Recently, and somewhat blindly, a belief among mainstream microfinance has championed the idea of IT as an effective way to harness institutional professionalism and to leverage MSPs’ transparency and accountability. Computer based IS such as web based management systems, microfinance mobile banking and open source software for microfinance are deemed crucial to track and monitor MSPs’ operations, including group lending and social performance. However, this instrumental perspective on IT implies an illusion of control over the existing resources and anticipates enhanced institutional performance which has long been challenged by IS literature. Moreover, there is little empirical research that unravels the challenges and prospects inherent in the amalgamation of IT with human practices and social relations in the context of the microfinance movement.

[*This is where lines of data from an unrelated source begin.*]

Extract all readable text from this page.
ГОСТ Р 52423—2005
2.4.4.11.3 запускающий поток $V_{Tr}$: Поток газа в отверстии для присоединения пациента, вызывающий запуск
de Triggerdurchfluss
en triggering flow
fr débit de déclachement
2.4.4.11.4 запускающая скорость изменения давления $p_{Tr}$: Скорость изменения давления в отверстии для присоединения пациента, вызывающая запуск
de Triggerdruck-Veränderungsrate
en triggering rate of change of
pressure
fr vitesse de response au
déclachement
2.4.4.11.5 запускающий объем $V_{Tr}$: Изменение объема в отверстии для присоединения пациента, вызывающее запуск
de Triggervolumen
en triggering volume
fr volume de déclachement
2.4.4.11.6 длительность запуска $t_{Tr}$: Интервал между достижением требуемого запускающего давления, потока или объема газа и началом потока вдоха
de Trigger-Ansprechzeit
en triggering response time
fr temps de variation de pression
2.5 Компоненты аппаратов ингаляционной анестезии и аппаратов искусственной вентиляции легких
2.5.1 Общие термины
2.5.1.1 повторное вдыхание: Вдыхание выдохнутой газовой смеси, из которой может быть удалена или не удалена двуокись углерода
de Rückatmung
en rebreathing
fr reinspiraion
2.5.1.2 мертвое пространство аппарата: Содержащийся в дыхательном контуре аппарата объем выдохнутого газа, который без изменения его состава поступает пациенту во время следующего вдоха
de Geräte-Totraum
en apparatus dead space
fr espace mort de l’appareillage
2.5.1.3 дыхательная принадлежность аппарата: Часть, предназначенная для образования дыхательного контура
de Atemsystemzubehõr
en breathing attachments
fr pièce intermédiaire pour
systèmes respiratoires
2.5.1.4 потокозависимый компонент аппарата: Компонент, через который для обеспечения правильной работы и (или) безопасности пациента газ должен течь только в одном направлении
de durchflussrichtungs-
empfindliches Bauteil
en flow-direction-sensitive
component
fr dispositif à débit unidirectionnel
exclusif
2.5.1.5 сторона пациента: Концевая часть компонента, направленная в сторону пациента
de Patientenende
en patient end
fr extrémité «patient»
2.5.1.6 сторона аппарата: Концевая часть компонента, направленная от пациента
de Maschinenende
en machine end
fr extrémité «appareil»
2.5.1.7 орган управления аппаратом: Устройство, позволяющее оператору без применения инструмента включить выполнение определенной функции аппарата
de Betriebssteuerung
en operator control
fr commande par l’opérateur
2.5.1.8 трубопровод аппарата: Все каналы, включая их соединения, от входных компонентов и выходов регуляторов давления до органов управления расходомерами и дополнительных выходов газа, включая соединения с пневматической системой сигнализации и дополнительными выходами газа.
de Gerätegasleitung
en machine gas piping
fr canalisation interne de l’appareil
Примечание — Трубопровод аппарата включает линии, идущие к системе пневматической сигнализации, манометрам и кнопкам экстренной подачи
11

A qualitative case study design is utilised and is composed of three ‘industry-level’ IT projects for microfinance studied throughout their development and implementation both within and across the microfinance community of the Middle East and North Africa region.
This research contributes to the study of the relationship between technology and organizing collective action. It draws on the 3rd wave of research within the field of Science and Technology Studies and its insights into how social reality endures by enacting the connection between people’s ideas and the technologies mediating their interactions. Accordingly, this thesis seeks to provide an alternative conceptualisation of IT innovation in the context of the microfinance movement and offers an analytical examination of the changes in the transitional relationship between collective IT projects and the microfinance community. It therefore asks what makes microfinance collective action sustainable by investigating how relations of multiple interest groups are sustained through collective microfinance IT projects, embodying particular and temporary socio-technical arrangements.